Components | Original BFS | BFS with priority queues | BFS with priority queues and bidirectional search |
Length | 40 | 40 | 40 |
Time1 | 0.85s | 0.67s | 0.46s |
Time2 | 0.89s | 0.72s | 0.44s |
Time3 | 1.08s | 0.60s | 0.54s |
Time4 | 0.93s | 0.82s | 0.49s |
Average Time | 0.94s | 0.70 | 0.48 |
The Figure 2 and table 3 clearly illustrates that with the integration of the improved algorithm, the average time consistently decreases as the optimization algorithm is applied. This substantial enhancement in pathfinding efficiency ensures that players can enjoy a significantly improved gaming experience, even within larger game maps.
Figure 2. Game Content Showcase.
Table 3. The assessment result (Survey of 10 players, 0-10 points).
Audience | Overall rating | display | responsiveness | Game content |
1 | 8 | 9 | 10 | 10 |
2 | 9 | 9 | 9 | 10 |
3 | 8 | 10 | 9 | 7 |
4 | 7 | 8 | 9 | 9 |
5 | 8 | 9 | 8 | 8 |
6 | 7 | 10 | 9 | 8 |
7 | 6 | 7 | 9 | 9 |
8 | 9 | 8 | 8 | 7 |
9 | 9 | 8 | 10 | 8 |
10 | 7 | 8 | 8 | 8 |
Average | 7.8 | 8.6 | 8.9 | 8.4 |
4. Conclusion
We designed a dungeon game as the base platform for our research. This dungeon game is a third-person adventure game, and the idea of the game is that the player directs the character in the game to win the game by moving, picking up items, synthesizing items, avoiding or killing monsters, and finally achieving the goal in the game. In the game, we added two new features, dynamic programming, and backtracking, to the original path algorithm to improve the efficiency and performance of pathfinding, which can take into account the safety and advantages and disadvantages of paths, to make better decisions in the pixel adventure game. After the optimization and improvement of the game, the gameplay was enhanced. After the improvement, we tested the game and we were able to find that after the optimization, the evaluation of the game shows that the players are more satisfied with the response speed of the game, and the overall playability of the game is higher and richer. In the path optimization test, although the response time is slightly inaccurate, the overall response time with the improvement of the optimization algorithm is gradually reduced, which can be seen that these algorithmic improvements on the efficiency of the game have a more significant increase. Most players in the questionnaire were satisfied with the response time and game content.

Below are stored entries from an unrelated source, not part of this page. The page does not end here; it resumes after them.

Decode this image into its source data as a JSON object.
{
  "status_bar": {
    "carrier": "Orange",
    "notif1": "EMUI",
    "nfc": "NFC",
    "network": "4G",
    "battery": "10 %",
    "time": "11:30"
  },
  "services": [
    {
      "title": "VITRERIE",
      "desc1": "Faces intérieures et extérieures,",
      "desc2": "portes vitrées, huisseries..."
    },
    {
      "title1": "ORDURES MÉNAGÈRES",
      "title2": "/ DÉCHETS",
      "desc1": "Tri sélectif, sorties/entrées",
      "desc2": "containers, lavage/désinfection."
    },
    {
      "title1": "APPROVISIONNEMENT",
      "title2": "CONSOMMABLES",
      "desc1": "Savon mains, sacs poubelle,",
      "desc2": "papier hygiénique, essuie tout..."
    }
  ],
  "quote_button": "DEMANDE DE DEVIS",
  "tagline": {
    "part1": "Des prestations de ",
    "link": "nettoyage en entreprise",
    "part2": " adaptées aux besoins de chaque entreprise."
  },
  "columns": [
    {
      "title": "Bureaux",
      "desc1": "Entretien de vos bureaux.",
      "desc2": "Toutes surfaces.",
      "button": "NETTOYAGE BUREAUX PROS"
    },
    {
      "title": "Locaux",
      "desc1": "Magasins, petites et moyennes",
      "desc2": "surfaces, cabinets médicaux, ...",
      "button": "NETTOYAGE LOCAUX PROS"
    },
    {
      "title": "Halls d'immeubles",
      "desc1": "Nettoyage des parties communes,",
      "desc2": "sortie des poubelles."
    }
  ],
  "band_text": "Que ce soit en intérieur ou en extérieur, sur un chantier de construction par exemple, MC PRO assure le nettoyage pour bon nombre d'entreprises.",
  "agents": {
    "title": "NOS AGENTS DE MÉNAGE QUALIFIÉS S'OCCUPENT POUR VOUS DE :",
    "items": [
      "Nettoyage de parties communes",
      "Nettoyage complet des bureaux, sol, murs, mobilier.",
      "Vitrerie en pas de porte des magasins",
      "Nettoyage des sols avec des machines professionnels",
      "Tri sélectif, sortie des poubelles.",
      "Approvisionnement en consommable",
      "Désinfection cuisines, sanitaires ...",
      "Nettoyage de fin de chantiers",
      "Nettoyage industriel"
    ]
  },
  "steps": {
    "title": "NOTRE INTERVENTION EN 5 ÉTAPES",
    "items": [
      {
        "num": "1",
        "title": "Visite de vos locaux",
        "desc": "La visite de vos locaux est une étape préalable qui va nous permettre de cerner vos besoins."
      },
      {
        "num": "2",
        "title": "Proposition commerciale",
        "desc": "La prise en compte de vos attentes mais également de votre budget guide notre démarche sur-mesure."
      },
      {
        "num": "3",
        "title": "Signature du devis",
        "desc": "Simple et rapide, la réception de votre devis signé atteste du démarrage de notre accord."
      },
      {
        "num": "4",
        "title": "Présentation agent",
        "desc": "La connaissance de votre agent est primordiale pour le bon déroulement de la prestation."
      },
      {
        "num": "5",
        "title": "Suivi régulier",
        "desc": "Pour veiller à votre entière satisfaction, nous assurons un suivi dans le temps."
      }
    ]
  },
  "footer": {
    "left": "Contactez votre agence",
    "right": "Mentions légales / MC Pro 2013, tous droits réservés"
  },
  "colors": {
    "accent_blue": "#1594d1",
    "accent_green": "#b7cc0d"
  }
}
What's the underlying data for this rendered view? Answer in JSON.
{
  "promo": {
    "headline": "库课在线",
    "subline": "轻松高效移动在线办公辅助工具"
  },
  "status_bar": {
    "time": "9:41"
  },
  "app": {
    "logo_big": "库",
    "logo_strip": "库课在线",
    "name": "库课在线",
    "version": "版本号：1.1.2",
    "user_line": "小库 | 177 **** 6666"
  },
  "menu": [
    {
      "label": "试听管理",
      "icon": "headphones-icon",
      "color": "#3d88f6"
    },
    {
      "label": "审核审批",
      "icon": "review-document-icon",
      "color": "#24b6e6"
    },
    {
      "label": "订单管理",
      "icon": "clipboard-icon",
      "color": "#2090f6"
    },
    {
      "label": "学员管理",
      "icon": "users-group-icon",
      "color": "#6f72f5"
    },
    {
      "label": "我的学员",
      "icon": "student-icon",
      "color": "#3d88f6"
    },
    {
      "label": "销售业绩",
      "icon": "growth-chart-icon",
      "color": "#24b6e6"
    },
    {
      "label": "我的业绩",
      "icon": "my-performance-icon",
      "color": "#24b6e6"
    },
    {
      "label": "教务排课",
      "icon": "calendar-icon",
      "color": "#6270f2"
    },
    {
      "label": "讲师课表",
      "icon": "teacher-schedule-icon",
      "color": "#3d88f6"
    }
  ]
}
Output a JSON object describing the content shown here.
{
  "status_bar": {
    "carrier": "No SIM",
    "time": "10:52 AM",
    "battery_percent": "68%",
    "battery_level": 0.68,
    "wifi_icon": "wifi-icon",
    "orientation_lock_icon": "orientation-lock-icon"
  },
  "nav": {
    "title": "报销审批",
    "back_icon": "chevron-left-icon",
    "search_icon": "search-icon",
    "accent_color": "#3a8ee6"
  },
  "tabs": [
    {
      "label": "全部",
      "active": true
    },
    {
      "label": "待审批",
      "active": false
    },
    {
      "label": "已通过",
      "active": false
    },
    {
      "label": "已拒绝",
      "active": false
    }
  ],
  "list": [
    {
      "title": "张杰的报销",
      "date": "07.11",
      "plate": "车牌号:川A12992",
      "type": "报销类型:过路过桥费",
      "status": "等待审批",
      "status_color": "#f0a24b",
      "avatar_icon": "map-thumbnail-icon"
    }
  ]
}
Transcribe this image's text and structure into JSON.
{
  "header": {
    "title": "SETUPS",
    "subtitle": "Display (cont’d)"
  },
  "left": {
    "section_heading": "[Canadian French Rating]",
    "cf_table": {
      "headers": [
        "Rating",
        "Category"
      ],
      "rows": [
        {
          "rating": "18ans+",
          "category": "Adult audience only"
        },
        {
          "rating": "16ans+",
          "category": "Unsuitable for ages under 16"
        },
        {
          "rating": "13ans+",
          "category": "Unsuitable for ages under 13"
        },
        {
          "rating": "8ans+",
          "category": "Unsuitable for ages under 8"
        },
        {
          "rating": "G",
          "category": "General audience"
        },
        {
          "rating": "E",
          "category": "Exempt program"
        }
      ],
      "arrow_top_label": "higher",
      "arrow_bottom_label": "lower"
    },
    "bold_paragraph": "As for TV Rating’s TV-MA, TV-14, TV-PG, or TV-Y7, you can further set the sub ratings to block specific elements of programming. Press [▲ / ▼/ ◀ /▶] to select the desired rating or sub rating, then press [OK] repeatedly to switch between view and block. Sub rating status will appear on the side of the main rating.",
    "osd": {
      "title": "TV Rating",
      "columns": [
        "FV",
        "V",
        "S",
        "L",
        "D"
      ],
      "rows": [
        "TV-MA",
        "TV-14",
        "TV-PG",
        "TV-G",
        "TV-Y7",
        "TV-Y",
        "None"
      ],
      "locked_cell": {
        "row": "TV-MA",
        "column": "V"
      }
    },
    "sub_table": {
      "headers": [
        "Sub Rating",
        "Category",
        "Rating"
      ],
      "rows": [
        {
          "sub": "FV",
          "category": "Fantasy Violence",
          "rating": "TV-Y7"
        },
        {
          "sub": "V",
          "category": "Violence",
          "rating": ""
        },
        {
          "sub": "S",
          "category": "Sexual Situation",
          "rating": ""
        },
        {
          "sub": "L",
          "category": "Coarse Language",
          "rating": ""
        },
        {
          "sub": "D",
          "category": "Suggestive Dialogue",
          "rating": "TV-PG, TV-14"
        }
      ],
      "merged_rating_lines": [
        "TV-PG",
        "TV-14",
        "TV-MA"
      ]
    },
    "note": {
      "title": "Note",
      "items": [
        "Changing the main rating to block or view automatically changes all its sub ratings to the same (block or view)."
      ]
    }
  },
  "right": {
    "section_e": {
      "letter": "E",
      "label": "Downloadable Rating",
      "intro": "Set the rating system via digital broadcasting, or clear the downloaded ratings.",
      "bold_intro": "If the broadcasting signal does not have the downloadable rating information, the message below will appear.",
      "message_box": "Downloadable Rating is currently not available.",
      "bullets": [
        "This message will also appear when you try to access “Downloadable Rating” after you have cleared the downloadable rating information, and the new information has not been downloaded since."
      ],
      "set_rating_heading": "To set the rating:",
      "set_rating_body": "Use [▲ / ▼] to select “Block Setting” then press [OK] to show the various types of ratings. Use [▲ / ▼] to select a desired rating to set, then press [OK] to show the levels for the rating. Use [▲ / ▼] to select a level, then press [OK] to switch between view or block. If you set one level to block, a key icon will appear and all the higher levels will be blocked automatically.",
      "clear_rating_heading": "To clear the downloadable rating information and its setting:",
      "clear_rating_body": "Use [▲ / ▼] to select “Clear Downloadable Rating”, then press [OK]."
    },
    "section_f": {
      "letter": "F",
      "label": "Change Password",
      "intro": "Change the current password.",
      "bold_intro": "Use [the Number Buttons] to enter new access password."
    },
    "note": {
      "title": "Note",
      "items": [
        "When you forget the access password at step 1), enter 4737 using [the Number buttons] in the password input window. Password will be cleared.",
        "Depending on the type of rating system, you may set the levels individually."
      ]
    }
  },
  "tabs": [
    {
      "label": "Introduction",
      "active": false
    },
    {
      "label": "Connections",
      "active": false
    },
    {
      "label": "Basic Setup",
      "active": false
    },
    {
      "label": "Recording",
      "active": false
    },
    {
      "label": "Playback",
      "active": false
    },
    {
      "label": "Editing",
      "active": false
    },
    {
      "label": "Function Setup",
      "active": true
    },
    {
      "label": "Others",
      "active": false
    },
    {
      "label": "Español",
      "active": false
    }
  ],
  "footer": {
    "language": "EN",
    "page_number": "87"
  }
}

The advantage of this game is that after optimization, the interaction between NPCs and players is more powerful than in similar games, and the difficulty of the game can be adjusted through the combination of the game and image recognition, which can enhance the richness of the game. The shortcoming of this game is that the game is based on 2D pixel graphics, so its image quality and expression are weak, and it is difficult to attract players in terms of image and graphics. The future research direction for this game is to try to improve the pathfinding algorithm for NPCs and also to try to recognize the player's path through image recognition technology and change the difficulty of the game through the path, which can be more attractive to the players.
Authors Contribution
All the authors contributed equally and their names were listed in alphabetical order.